Grâce à la collaboration que nous menons avec la plateforme IMPACT-plateforme.org, qui entend lutter contre la désinformation et la haine en ligne en Afrique de l’Ouest nous pouvons affirmer qu’il s’agit bien d’une opération de désinformation, qui suit un schéma que nous avons analysé également avec Stéphanie Lamy, spécialiste des opérations sémantiques  : « L’argument du gouvernement pour justifier la restriction de l’accès à certaines plateformes, c’est un argument qui peut mobiliser une inquiétude. Par ailleurs, le sous-marin renvoie à un domaine mystérieux et caché. On oublie trop souvent que beaucoup de données transitent par les câbles sous-marins. Cet argument me semble assez léger au point de vue de la sélectivité des plateformes médias sociaux qui ont été restreintes. Ce qui est peu probable dans le cas d’une panne au niveau d’un câble sous-marin. Donc, au lieu de renvoyer à l’aspect technique, il se pose la question politique ».

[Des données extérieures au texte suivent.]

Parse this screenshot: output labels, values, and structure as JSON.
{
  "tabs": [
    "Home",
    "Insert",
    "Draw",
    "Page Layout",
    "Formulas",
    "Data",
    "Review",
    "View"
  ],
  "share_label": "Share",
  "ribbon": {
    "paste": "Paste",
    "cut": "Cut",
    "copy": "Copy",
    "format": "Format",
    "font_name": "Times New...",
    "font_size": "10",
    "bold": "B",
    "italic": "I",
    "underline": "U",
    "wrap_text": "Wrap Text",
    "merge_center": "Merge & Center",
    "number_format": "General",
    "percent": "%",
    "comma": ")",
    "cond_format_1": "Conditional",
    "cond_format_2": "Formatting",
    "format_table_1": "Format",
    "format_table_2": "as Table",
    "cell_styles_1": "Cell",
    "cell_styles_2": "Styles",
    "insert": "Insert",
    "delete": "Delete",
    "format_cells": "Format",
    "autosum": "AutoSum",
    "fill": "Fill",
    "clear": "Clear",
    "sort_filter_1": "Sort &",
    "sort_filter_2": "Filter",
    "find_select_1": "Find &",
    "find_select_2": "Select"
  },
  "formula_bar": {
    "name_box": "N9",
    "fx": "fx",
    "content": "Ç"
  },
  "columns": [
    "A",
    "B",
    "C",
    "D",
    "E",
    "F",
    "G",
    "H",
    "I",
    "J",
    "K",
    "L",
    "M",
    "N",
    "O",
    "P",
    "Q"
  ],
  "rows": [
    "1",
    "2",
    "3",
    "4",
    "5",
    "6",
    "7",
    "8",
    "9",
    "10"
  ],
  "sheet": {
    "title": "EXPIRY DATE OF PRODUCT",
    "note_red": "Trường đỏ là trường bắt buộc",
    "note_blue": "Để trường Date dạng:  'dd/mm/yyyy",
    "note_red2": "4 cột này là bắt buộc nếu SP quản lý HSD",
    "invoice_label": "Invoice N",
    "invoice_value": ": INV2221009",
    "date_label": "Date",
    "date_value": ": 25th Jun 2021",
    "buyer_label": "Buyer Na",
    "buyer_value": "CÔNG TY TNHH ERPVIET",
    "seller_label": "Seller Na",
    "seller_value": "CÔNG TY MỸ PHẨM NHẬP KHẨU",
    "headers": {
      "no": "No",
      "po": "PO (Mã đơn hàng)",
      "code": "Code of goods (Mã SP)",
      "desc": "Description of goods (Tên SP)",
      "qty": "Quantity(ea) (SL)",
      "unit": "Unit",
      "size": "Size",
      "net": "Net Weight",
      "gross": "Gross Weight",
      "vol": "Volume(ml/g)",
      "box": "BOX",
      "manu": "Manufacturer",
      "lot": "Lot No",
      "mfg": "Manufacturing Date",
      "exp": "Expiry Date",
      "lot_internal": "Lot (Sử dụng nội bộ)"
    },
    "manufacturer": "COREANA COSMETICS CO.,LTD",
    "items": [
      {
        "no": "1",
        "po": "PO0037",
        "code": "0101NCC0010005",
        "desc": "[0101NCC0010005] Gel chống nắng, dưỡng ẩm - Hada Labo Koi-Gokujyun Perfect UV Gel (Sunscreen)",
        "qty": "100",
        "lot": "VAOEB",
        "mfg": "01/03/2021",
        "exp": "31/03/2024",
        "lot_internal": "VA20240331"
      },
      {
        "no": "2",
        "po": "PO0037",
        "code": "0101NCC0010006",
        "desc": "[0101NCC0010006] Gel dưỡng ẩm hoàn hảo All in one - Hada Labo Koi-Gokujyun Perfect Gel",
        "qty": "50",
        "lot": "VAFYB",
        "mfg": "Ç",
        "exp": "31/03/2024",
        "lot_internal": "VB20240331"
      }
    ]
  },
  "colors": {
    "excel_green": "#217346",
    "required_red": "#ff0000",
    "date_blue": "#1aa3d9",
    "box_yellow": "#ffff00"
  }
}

Nous avons voulu échanger avec le ministère des Postes, des Télécommunications et de l’Economie Numérique, de l’Autorité de Régulation des Postes et des Télécommunications (ARPT) et de La Guinéenne de large bande (GuiLab) en leur partageant les résultats de notre vérification. Jusqu’au moment de la publication de cet article, aucune des entités n’a donné suite à notre requête. Quand elles réagiront, nous intégreront leur réaction

Verdict 

Contrairement à l’affirmation du porte-parole du gouvernement de transition, Ousmane Gaoual Diallo, la panne du câble sous-marin entre le 17 et le 22 mai n’a pas été prouvée. Mais les autorités guinéennes pourraient avoir plutôt décidé intentionnellement de restreindre l’accès aux médias sociaux alors que des manifestations étaient annoncées dans le pays.